Microvilli in intestinal barrier function, colitis and colon cancer
The intestinal barrier function is maintained through multiple mechanisms, including the production of mucus, antibacterial peptides, and a tight sealing between gut epithelial cells. The latter are covered by the brush border, which consists of densely packed cellular extrusions called microvilli.
We believe that microvilli represent an important barrier to cellular entry of bacteria. We investigate functions of the protocadherin CDHR5, which crosslinks microvilli and is required for regular microvillus organization.
We use CDHR5-deficient mice with disorganized microvilli to study the role of the brush border in bacterial penetration, inflammation, and colon carcinogenesis.
Cytokine signaling in colon cancer development
Inflammation of the gut leads to the production of various cytokines that activate cytokine receptors on gut epithelial cells, mesenchymal cells and all types of immune cells.
The Janus kinase TYK2 and the transcription factors STAT1 and STAT3 are located downstream of these cytokine receptors and are considered to mediate tumor-promoting and tumor-preventive effects in colon carcinogenesis.

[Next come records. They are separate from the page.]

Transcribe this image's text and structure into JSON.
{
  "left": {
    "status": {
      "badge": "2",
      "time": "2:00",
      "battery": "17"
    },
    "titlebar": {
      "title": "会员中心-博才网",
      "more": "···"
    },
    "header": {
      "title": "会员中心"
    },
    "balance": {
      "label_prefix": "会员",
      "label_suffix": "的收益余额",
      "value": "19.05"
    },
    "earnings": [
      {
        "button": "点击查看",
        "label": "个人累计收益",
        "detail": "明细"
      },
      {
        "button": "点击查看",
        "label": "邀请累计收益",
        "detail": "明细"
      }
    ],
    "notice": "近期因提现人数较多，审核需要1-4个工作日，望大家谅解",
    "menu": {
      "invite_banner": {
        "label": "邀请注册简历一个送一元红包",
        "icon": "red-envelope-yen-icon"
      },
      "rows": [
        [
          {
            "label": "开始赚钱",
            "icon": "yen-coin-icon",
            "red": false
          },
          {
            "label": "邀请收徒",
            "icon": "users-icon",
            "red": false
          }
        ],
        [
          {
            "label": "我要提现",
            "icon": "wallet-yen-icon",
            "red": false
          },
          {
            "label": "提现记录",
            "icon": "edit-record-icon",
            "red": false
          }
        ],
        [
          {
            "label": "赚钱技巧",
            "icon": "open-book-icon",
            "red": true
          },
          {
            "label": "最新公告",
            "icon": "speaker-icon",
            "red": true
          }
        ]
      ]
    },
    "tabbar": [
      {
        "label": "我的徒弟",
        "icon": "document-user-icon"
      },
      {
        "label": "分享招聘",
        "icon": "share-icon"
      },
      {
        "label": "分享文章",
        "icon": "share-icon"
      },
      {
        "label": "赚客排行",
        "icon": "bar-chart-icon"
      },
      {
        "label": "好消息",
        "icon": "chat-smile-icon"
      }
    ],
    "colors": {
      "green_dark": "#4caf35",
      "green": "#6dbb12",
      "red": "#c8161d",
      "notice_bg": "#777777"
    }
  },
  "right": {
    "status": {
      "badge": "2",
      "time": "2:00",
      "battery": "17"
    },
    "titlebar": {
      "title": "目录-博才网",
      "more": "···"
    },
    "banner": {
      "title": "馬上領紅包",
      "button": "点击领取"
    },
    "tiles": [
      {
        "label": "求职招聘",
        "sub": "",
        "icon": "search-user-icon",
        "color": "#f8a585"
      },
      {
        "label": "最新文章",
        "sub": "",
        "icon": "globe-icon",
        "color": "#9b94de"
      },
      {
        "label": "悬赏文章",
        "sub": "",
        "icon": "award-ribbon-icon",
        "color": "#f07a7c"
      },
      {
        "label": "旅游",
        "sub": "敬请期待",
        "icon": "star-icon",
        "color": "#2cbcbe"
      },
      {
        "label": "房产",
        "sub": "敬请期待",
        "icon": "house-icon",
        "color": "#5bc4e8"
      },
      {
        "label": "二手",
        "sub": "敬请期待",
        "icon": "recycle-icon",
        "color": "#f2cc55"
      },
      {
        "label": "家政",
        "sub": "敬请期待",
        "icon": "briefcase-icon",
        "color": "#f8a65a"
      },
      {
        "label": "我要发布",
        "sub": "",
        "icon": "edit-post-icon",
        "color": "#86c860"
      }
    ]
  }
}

We have shown that inhibition of STAT3 in myeloid cells or STAT1 in epithelial cells prevents colon cancer development through immune-mediated mechanisms (Pathria et al., OncoImmunology 2015; Pflügler et al., Communications Biology 2020).
We are currently investigating the role of TYK2 and the interplay between STAT1 and STAT3 in myeloid cells in immune-mediated cancer cell killing.
Cytokine signalling in colon cancer metastasis
Patients with metastatic colon cancer have a poor prognosis and treatment options are very limited.
We investigate cytokine signaling and corresponding activation of TYK2 in colon cancer liver metastasis. The role of TYK2 in colon cancer is not well defined, most likely due to different roles in cancer cells and immune cells. In addition, TYK2 inhibitors are currently being evaluated in clinical trials for use in patients with inflammatory bowel disease. It is therefore important to define possible implications of inhibitor treatment for the formation of primary colon tumors and colon cancer metastasis.